Not infrequently, we are asked why the number of jobs for a company in LinkUp Data does not match the number of jobs on a company's website. There are a great number of factors that can result in a dissimilitude of anywhere from a few jobs to many. The most common of these reasons you will find below.
The "Point in time" Nature of Data
The most obvious reason for a job count difference is that the scrape captures what the data was at an earlier point in time than what you are currently looking at. From the moment one of our scrapes finds information on a website, the information has to be parsed, stored, included in file generation, and delivered. Combined with the fact that scrapes typically only run every 24-48 hours (see Scrape Runs: Frequency, Duration, and Timing for more on this), there is plenty of time in between when we capture the data and when you observe it for the company to add and/or remove job listings, thereby changing the total count.
Multiple Vacancies Per Job Listing
Usually, when a company's jobs portal shows the number of jobs to be found (e.g. Viewing 1-50 of 2,356 jobs), what it's actually representative of is the number of job listings and not job vacancies. Commonly, we'll see a single listing actually represents multiple vacancies, usually in terms of multiple locations the vacancy applies to. In these cases and where possible, we treat each individual vacancy/location as a unique job record. As such, our job count will be higher than the company's website because we're counting vacancies, not just listings.
Multiple Job Portals
Especially with larger, international companies, job listings may not all be collected in a single job portal. It's not uncommon to see jobs separated based on global region, department, skill level, or any number of other categorizations. These other portals might also be located on a part of the company's website that's not an obvious spot to find additional job listings. Wherever possible and reasonable, we try to capture all of these different job portals under a single scrape/company_id. If you notice a discrepancy in job count, it could be that what you're looking at on the website is only the North American jobs—even if that's not obviously stated anywhere—whereas our scrape is collecting all the jobs globally.

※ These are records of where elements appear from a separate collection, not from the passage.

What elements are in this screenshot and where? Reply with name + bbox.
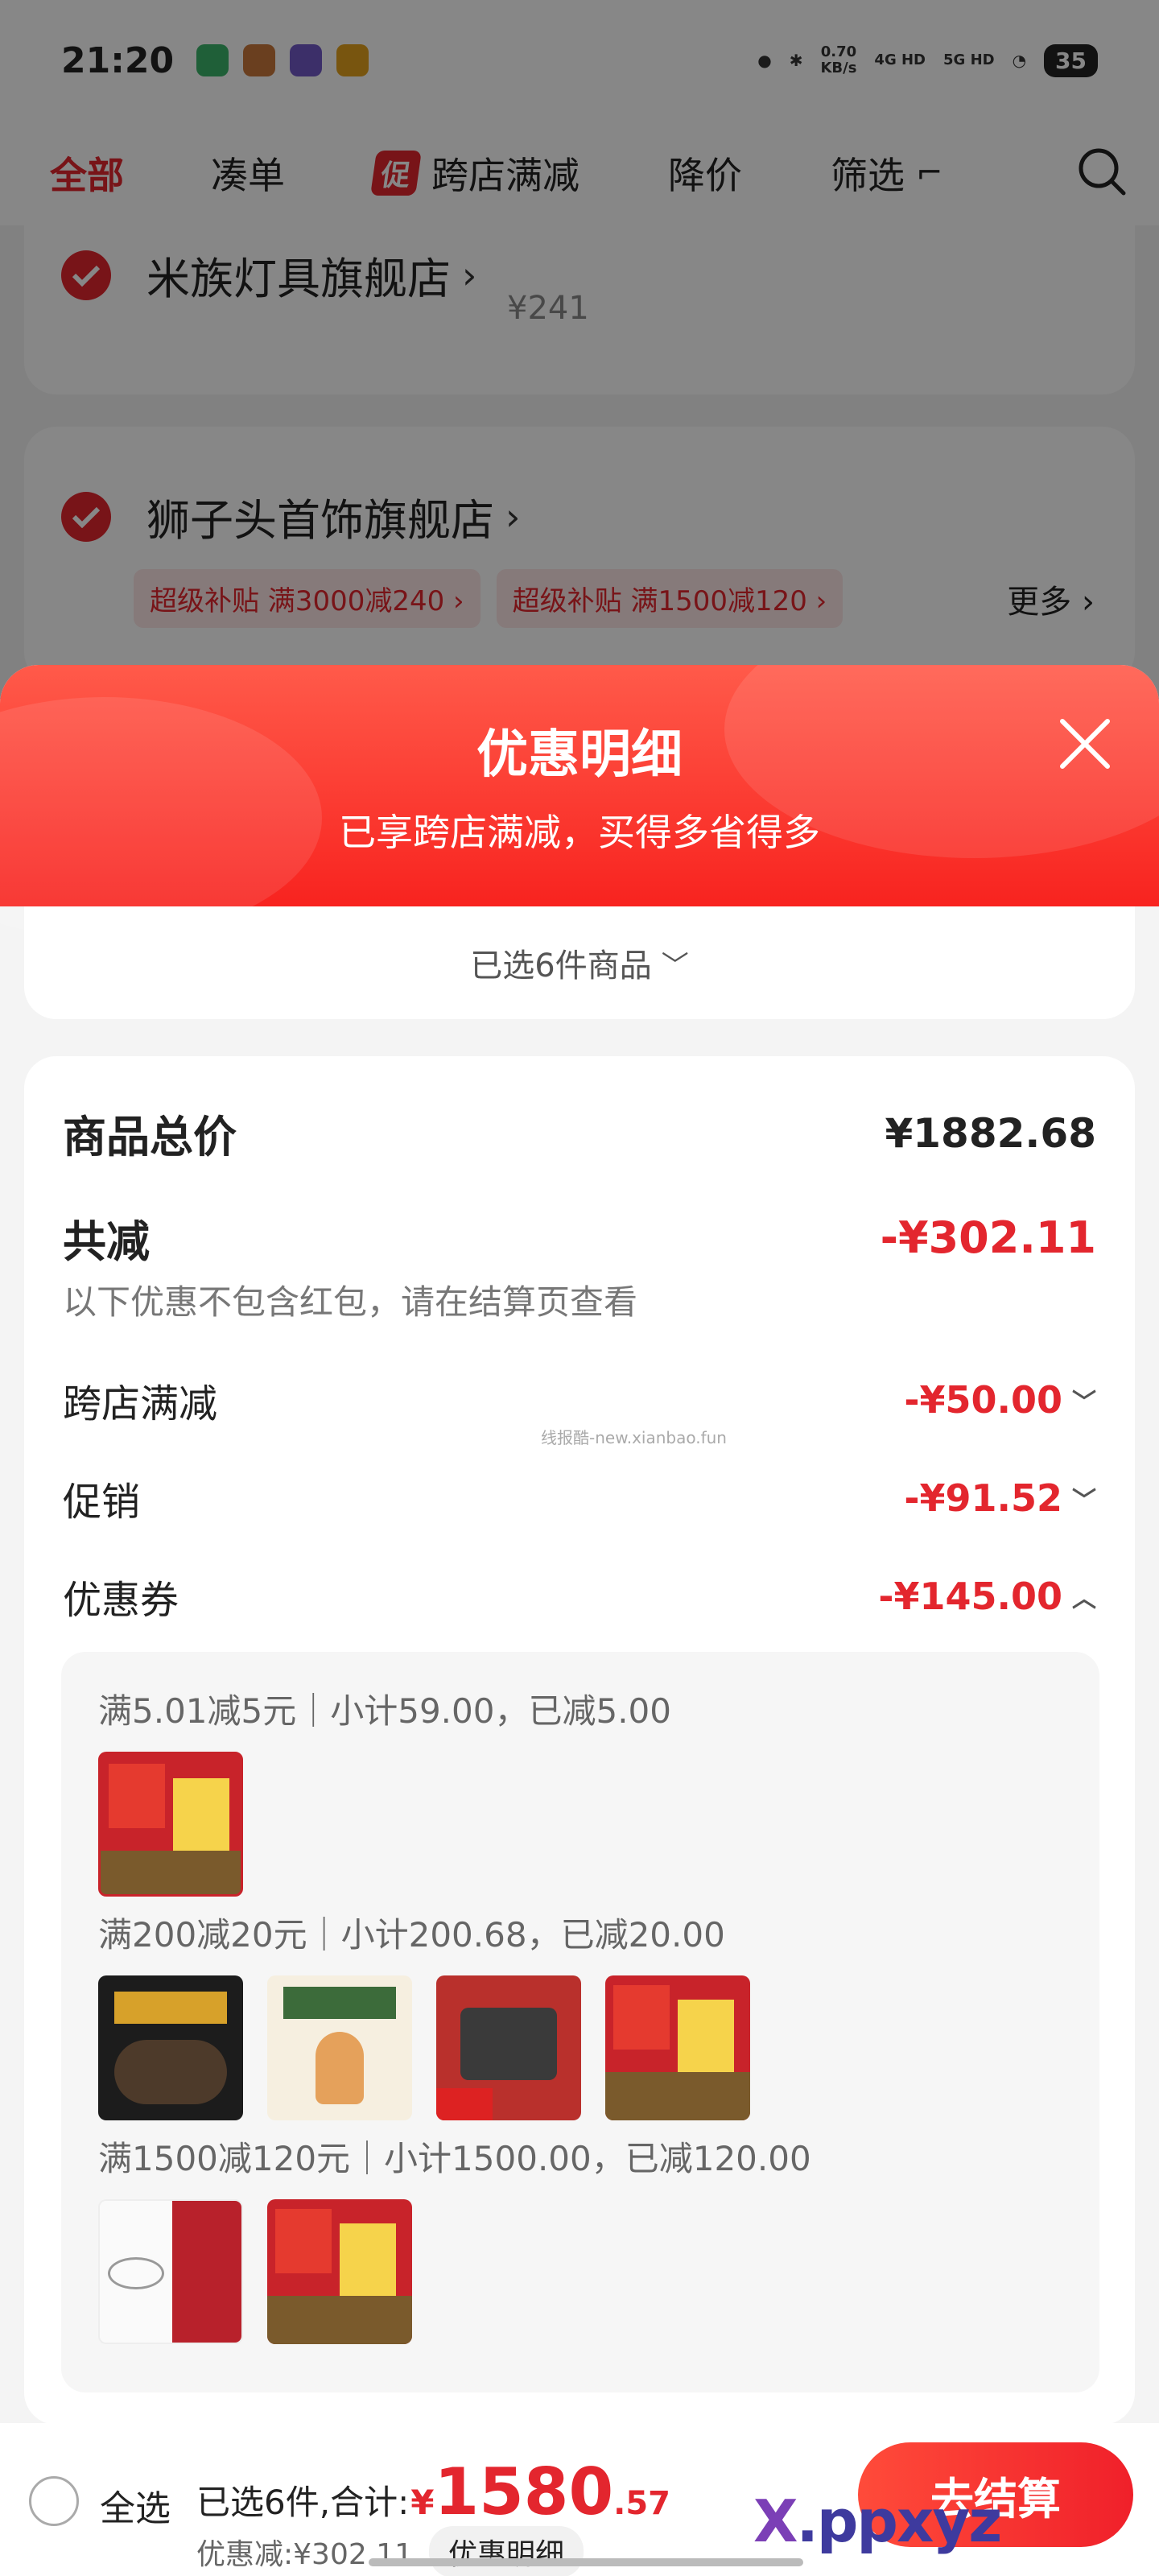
sheet-title: 优惠明细 xyxy=(476,725,683,785)
tea-product-thumbnail[interactable] xyxy=(98,1752,243,1897)
sheet-header: 优惠明细 已享跨店满减，买得多省得多 xyxy=(0,665,1159,939)
item-value: -¥50.00 xyxy=(904,1378,1062,1422)
discount-value: -¥302.11 xyxy=(880,1212,1096,1263)
promotion-row[interactable]: 促销 -¥91.52 ﹀ xyxy=(63,1470,1096,1526)
discount-detail-button[interactable]: 优惠明细 xyxy=(429,2526,584,2576)
coupon-line: 满200减20元｜小计200.68，已减20.00 xyxy=(98,1915,725,1955)
chevron-down-icon: ﹀ xyxy=(1072,1487,1096,1515)
book-ocean-thumbnail[interactable] xyxy=(98,1975,243,2120)
home-indicator[interactable] xyxy=(369,2558,803,2566)
coupon-row[interactable]: 优惠券 -¥145.00 ︿ xyxy=(63,1568,1096,1624)
chevron-down-icon: ﹀ xyxy=(1072,1389,1096,1417)
tea-product-thumbnail[interactable] xyxy=(267,2199,412,2344)
item-label: 优惠券 xyxy=(63,1578,179,1623)
chevron-up-icon: ︿ xyxy=(1072,1585,1096,1613)
coupon-breakdown: 满5.01减5元｜小计59.00，已减5.00 满200减20元｜小计200.6… xyxy=(61,1652,1099,2392)
selected-items-toggle[interactable]: 已选6件商品 ﹀ xyxy=(24,906,1135,1019)
total-value: ¥1882.68 xyxy=(885,1109,1096,1157)
discount-amount-text: 优惠减:¥302.11 xyxy=(196,2538,413,2571)
jewelry-bracelet-thumbnail[interactable] xyxy=(98,2199,243,2344)
selected-summary: 已选6件商品 xyxy=(470,947,652,985)
close-icon[interactable] xyxy=(1056,715,1114,773)
total-amount-decimal: .57 xyxy=(613,2485,670,2522)
coupon-line: 满1500减120元｜小计1500.00，已减120.00 xyxy=(98,2139,811,2178)
book-body-thumbnail[interactable] xyxy=(267,1975,412,2120)
tea-product-thumbnail[interactable] xyxy=(605,1975,750,2120)
coupon-line: 满5.01减5元｜小计59.00，已减5.00 xyxy=(98,1691,671,1731)
item-value: -¥91.52 xyxy=(904,1476,1062,1520)
discount-label: 共减 xyxy=(63,1216,150,1267)
site-logo-mark: X.ppxyz xyxy=(753,2487,1002,2555)
chevron-down-icon: ﹀ xyxy=(661,949,689,982)
discount-summary: 优惠减:¥302.11 优惠明细 xyxy=(196,2526,584,2576)
total-amount-integer: 1580 xyxy=(434,2454,614,2529)
item-value: -¥145.00 xyxy=(878,1575,1062,1618)
book-earth-thumbnail[interactable] xyxy=(436,1975,581,2120)
select-all-label[interactable]: 全选 xyxy=(100,2479,171,2531)
watermark-text: 线报酷-new.xianbao.fun xyxy=(541,1428,727,1447)
selected-count-text: 已选6件,合计: xyxy=(196,2483,410,2522)
total-label: 商品总价 xyxy=(63,1112,237,1162)
item-label: 跨店满减 xyxy=(63,1381,218,1426)
discount-detail-sheet: 优惠明细 已享跨店满减，买得多省得多 已选6件商品 ﹀ 商品总价 ¥1882.6… xyxy=(0,665,1159,2576)
select-all-checkbox[interactable] xyxy=(29,2476,79,2526)
price-detail-card: 商品总价 ¥1882.68 共减 -¥302.11 以下优惠不包含红包，请在结算… xyxy=(24,1056,1135,2425)
item-label: 促销 xyxy=(63,1480,141,1525)
total-summary: 已选6件,合计: ¥ 1580 .57 xyxy=(196,2460,670,2524)
discount-note: 以下优惠不包含红包，请在结算页查看 xyxy=(63,1282,638,1322)
cross-store-row[interactable]: 跨店满减 -¥50.00 ﹀ xyxy=(63,1372,1096,1428)
currency-symbol: ¥ xyxy=(410,2483,435,2522)
sheet-subtitle: 已享跨店满减，买得多省得多 xyxy=(339,811,820,854)
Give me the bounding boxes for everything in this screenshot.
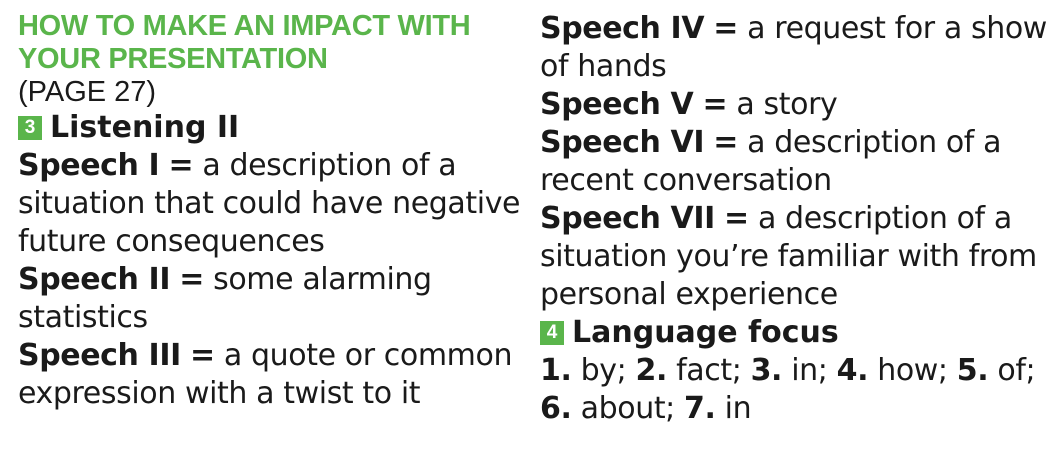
answer-key-page: HOW TO MAKE AN IMPACT WITH YOUR PRESENTA… xyxy=(0,0,1063,462)
speech-label: Speech IV xyxy=(540,11,705,46)
section-number-badge: 3 xyxy=(18,116,42,140)
answer-item: 2. fact; xyxy=(635,353,742,388)
speech-label: Speech I xyxy=(18,148,160,183)
speech-label: Speech II xyxy=(18,262,171,297)
answer-item: 6. about; xyxy=(540,391,675,426)
speech-entry: Speech II = some alarming statistics xyxy=(18,262,432,335)
answer-item: 3. in; xyxy=(750,353,828,388)
speech-entry: Speech IV = a request for a show of hand… xyxy=(540,11,1047,84)
section-title-text: Language focus xyxy=(572,315,839,350)
section-listening: 3 Listening II xyxy=(18,109,523,147)
speech-label: Speech V xyxy=(540,87,694,122)
page-reference: (PAGE 27) xyxy=(18,76,157,108)
speech-entry: Speech III = a quote or common expressio… xyxy=(18,338,513,411)
speech-entry: Speech VII = a description of a situatio… xyxy=(540,201,1037,312)
left-column: HOW TO MAKE AN IMPACT WITH YOUR PRESENTA… xyxy=(18,10,523,413)
speech-entry: Speech I = a description of a situation … xyxy=(18,148,521,259)
speech-description: a story xyxy=(736,87,838,122)
answer-item: 5. of; xyxy=(956,353,1036,388)
answer-item: 4. how; xyxy=(836,353,948,388)
speech-label: Speech III xyxy=(18,338,181,373)
section-title-text: Listening II xyxy=(50,110,240,145)
speech-label: Speech VI xyxy=(540,125,705,160)
speech-label: Speech VII xyxy=(540,201,715,236)
section-language-focus: 4 Language focus xyxy=(540,314,1055,352)
answer-list: 1. by; 2. fact; 3. in; 4. how; 5. of; 6.… xyxy=(540,352,1055,428)
speech-entry: Speech V = a story xyxy=(540,87,838,122)
article-title: HOW TO MAKE AN IMPACT WITH YOUR PRESENTA… xyxy=(18,10,471,75)
section-number-badge: 4 xyxy=(540,321,564,345)
answer-item: 7. in xyxy=(684,391,752,426)
right-column: Speech IV = a request for a show of hand… xyxy=(540,10,1055,428)
speech-entry: Speech VI = a description of a recent co… xyxy=(540,125,1002,198)
answer-item: 1. by; xyxy=(540,353,627,388)
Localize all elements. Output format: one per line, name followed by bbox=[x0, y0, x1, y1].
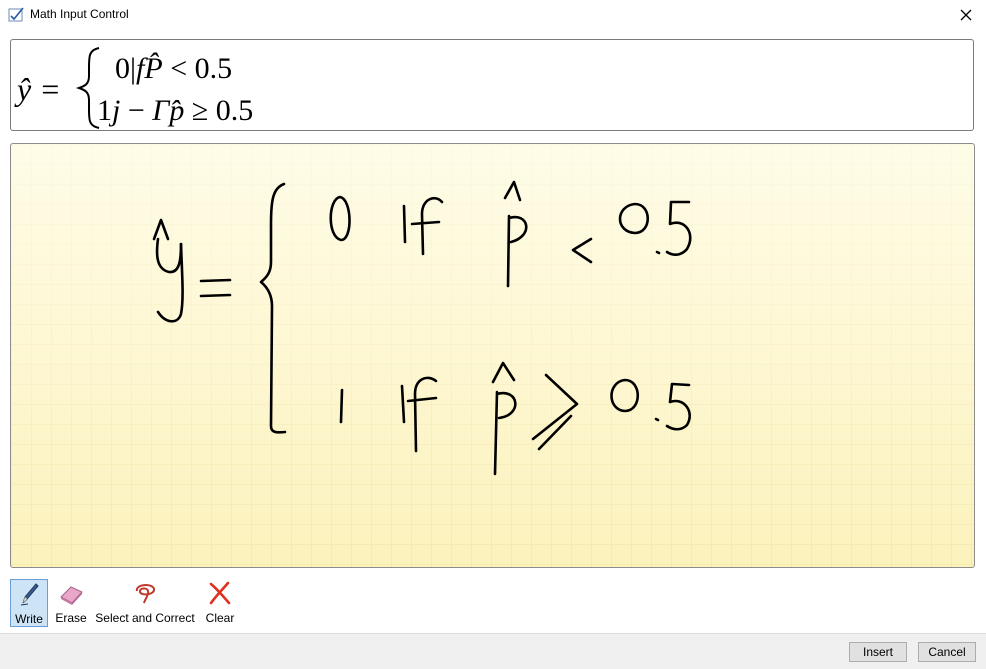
stroke-row1-hat bbox=[503, 180, 522, 202]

The Company's Job Portal Reports A False Count/Has Bugged Functionality
It may be strange to consider, but sometimes LinkUp Data is a better source of truth than the company's own site when it comes to the number of job listings. It is far from unheard of to come across a job portal that will say it has xyz-number of jobs, but upon a closer look is either over- or under-reporting the number of listings actually available. There could be duplicate listings where the same job URL shows up multiple times. The "jobs per page" might change from one page to the next, throwing off the accuracy of the overall count. Some Applicant Tracking Systems (ATS) stop counting jobs beyond a certain threshold. Some of the jobs may actually turn out to be expired if you click on them. These reasons and more can result in us reporting a different number than what the actual website shows.
There Are Jobs We Won't Capture
On occasion, there are jobs we deliberately skip when scraping a job portal. "Test" listings, "general application" listings, and jobs that explicitly state they're closed and/or have expired are all examples of listings we tend to pass over when scraping.
There Are Jobs We Can't Capture
Consistency is key when the collection of jobs data relies so heavily on pattern-matching. When a company keeps using different formatting for things like locations and job descriptions (particularly where "WYSIWYG" solutions are being employed), it can make consistently capturing job information difficult. Other examples of things we can't capture include—but are not limited to—jobs with "external" descriptions (e.g. embedded PDFs, Word Docs, Google Sheets, Flash animations), difficult to parse locations and/or remote/work from home jobs, and some jobs whose URLs and/or information contain uncommon character sets.
The Careers Page or Applicant Tracking System May Be Unstable
Some ATS's are simply volatile by nature. While we take every step we possibly can to overcome this, sometimes a careers portal is simply too buggy and/or unstable to scrape effectively. A particular example are those ATS's that will seemingly randomly cut-out or experience a server error, leaving us unable to finish parsing all the jobs we had queued.
The Scrape Might Need an Update/Maintenance
Certainly, the issue may simply be that the scrape is no longer capturing things as accurately as it once did. The nature of the beast when it comes to scraping is that any change made by an employer or ATS can throw off the scrape we had set up. With tens of thousands of scrapes in our system, we are perpetually in a state of reviewing, repairing, and rebuilding existing scrapes in addition to the new ones we add every day. It's never a question of if a scrape will break; it's only a question of when. As such, if you've identified a company of particular importance to you whose scrape you believe is in need of updating, feel free to notify the support team and we'll work to get that scrape prioritized. That being said, if your list of "important" companies is extensive, it will quickly reach the point where it becomes indistinguishable from our original prerogative of "fix everything", so it helps to be mindful of that.